The Garrison was established during the British colonial period to serve as a military installation. It became the headquarters of the British Windward and Leeward Islands Station in the 18th and 19th centuries. The area includes a variety of historic buildings and structures, many of which have been well-preserved. The Garrison site includes:

  • George Washington House: This house is believed to be where the first President of the United States, George Washington, stayed during his visit to Barbados in 1751, in his only trip outside North America.
  • The Main Guard: A military guardhouse that dates back to the 1800s.
  • The Clock Tower: Erected in 1803, the clock tower served as a timepiece for the military.
  • The Barbados Museum and Historical Society: Housed in the former military prison, the museum showcases the history and culture of Barbados.
  • St. Ann’s Fort: Originally built in the 1700s, this fort has undergone various modifications and was part of the island’s defense system.
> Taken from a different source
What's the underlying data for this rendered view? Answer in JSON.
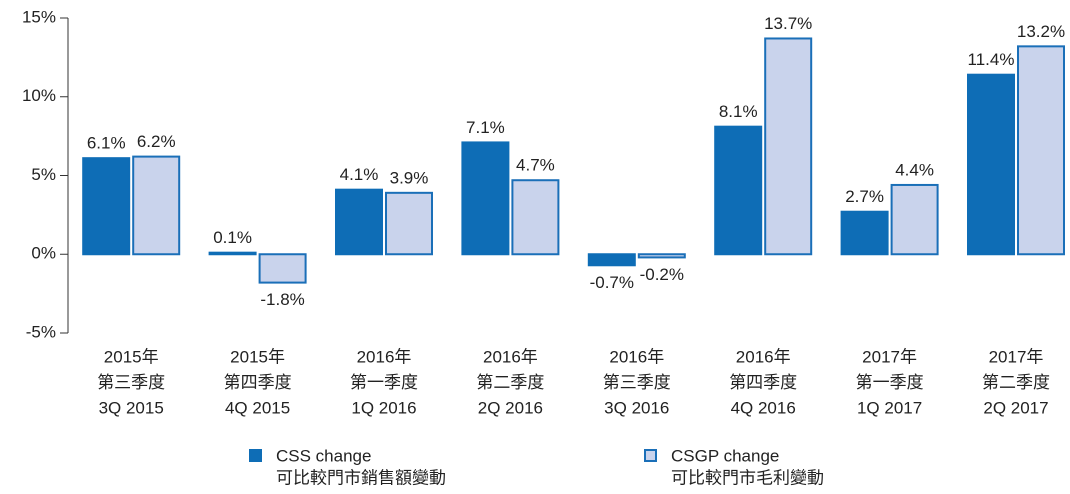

The Garrison is not only historically significant for its military role but also for its architectural and cultural heritage. In 2011, UNESCO granted the site, along with the capital, the World Heritage title due to its significant importance to the Caribbean history. While exploring The Garrison, visitors can better understand Barbados’ past.

George Washington House

One of the most visited buildings in the Garrison is the House once visited by the first president of the United States, George Washington. Back in 1971, young Washington visited Barbados and stayed a sugar cane plantation known at the time as the Bush Hill House. The George Washington House is important for another reason too – Barbados is the only destination outside North America visited by him.

In 2011, accidently was discovered a network of underground tunnels, a drainage system, linking the House to the plantations. These tunnels were also meant to be used as an escape route in case of emergency.

Nidhe Israel Synagogue

One of the oldest synagogues in the Western Hemisphere. It has a rich history dating back to the 17th century, and it is closely associated with the Jewish community that settled in Barbados during the colonial period. The synagogue is a symbol of religious diversity and cultural heritage of Barbados and remains an important cultural and historical landmark on the island.

Charles Fort

Another construction from the Garrison site is the Charles Fort – one of the military fortifications that contributed to the defense of the island during the colonial period. Built in 1650 and reconstructed in 1811, the fort played strategic role in the defense of the British Caribbean colony.

Morgan Lewis Windmill

The sugarcane wind mill is another construction in the borders of The Garrison. Perfectly preserved it gives idea of the landscape of old Barbados when sugar has driven the economy of the region. The windmill represents the technology and infrastructure used in sugar production providing insights into the island’s agricultural history.


Not part of the World Heritage Site, Rihanna is what made Barbados and its festivals a famous around the globe. In 2018, Rihanna was appointed as the Ambassador Extraordinary and Plenipotentiary of Barbados, with a focus on education, tourism, and investment. This formal role strengthens her connection to Barbados and allows her to contribute to the country’s development on a diplomatic level.